O Supremo Tribunal Federal (STF) decidiu que a cláusula de plano de previdência privada complementar que estabelecer valor inferior do benefício inicial da complementação de aposentadoria para mulheres em razão de seu tempo de contribuição viola o princípio da isonomia.
O Plenário, na sessão virtual encerrada em 17/08, por maioria, negou provimento ao Recurso Extraordinário (RE) 639138, com repercussão geral reconhecida (Tema 452).
Previdência complementar
A matéria chegou ao Supremo porque a Fundação dos Economiários Federais (Funcef) recorreu de decisão do Tribunal de Justiça do Rio Grande do Sul (TJ-RS).
Assim, em ação ajuizada por uma funcionária da Caixa Econômica Federal (CEF), reconheceu afronta ao princípio da isonomia e invalidou cláusula contratual de previdência complementar. A cláusula determinava a aplicação de percentuais distintos para homens e mulheres no cálculo da aposentadoria privada.
Isonomia
Portanto, o Tribunal considerou: “os planos de previdência privada devem submeter-se às regras de ordem pública e que tanto homens quanto mulheres contribuem sobre bases salariais idênticas”. Por isso, é razoável que tenham expectativa de receberem proventos suplementares em igual medida.
Alegações da Funcef
Entretanto, a Funcef alegava que o associado do sexo masculino, ao contribuir durante 30 anos, tem direito à aposentadoria proporcional no patamar de 80%; enquanto, a associada do sexo feminino, com 25 anos de contribuição, tem direito a um patamar proporcional de 70%.
Distinção de requisitos
Ao proferir o voto condutor do julgamento, o ministro Edson Fachin observou inicialmente que: “há na Constituição Federal, a distinção de requisitos para aposentação de homens e mulheres, tanto no regime geral quanto no regime próprio dos servidores públicos”.
Nos dois casos, as mulheres são beneficiadas com requisitos menos gravosos de idade e de tempo de contribuição. Segundo o ministro, buscam minorar os impactos enfrentados por elas em razão da desigualdade de gênero na vida em sociedade e no mercado de trabalho.
Igualdade material
Entre os fatores que contribuem para este tratamento desigual, Fachin citou: “a remuneração inferior ao trabalho das mulheres e a falta de reconhecimento das tarefas de cuidado, geralmente desempenhadas por elas”.
De acordo com o ministro, as regras distintas têm o propósito de proclamar igualdade material, não se limitando à igualdade meramente formal.

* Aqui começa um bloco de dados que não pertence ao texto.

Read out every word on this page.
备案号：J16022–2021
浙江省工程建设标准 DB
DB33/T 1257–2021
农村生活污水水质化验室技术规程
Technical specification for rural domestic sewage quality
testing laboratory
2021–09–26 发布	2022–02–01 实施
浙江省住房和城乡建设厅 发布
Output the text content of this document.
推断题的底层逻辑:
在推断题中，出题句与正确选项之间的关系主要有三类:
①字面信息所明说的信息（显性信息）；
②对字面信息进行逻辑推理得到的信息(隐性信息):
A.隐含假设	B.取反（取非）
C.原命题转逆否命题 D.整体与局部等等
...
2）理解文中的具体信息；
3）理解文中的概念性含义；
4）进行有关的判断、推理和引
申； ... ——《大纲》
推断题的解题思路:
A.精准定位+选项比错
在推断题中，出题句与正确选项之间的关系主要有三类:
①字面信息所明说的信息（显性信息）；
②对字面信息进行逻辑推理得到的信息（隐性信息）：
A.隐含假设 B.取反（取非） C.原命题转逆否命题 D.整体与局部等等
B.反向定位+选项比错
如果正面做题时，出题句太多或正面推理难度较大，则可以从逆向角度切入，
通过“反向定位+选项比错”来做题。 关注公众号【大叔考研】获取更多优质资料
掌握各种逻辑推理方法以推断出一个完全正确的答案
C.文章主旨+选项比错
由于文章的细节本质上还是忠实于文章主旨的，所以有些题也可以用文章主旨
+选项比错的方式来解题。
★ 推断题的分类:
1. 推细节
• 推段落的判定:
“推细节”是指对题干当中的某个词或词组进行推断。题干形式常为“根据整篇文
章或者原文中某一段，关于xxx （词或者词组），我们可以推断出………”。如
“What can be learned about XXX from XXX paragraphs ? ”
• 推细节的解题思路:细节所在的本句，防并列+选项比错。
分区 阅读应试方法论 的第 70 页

Dessa forma, a isonomia formal, assegurada pelo artigo 5º, inciso I, da Constituição, exige tratamento equitativo entre homens e mulheres. Contudo, não impede a criação de regras mais benéficas às mulheres, diante da necessidade de medidas de incentivo e compensação não aplicáveis ao gênero masculino.
Esfera privada
O ministro observou ainda que o respeito à igualdade não é obrigação que se aplica somente à esfera pública. No caso dos autos, a controvérsia se refere ao regime privado de previdência complementar, regulado pelo artigo 202 da Constituição.
Para Edson Fachin, a relação da Funcef com seus segurados deve se submeter à eficácia dos direitos fundamentais, especificamente o da igualdade de gênero. “A segurada mulher deve ter assegurado seu direito de receber complementação de aposentadoria sempre no mesmo patamar do segurado homem; sendo irrelevante que contribua por tempo menor”, concluiu.
Ficaram vencidos os ministros Gilmar Mendes (relator) e Marco Aurélio, que davam provimento ao recurso por entender que a adoção de percentuais distintos no cálculo de aposentadoria de homens e mulheres em razão do tempo de contribuição não representa inobservância ao princípio da igualdade.
Tese
A tese de repercussão geral fixada no julgamento foi a seguinte:
“É inconstitucional, por violação ao princípio da isonomia (art. 5º, I, da Constituição da República), cláusula de contrato de previdência complementar que, ao prever regras distintas entre homens e mulheres para cálculo e concessão de complementação de aposentadoria, estabelece valor inferior do benefício para as mulheres, tendo em conta o seu menor tempo de contribuição”.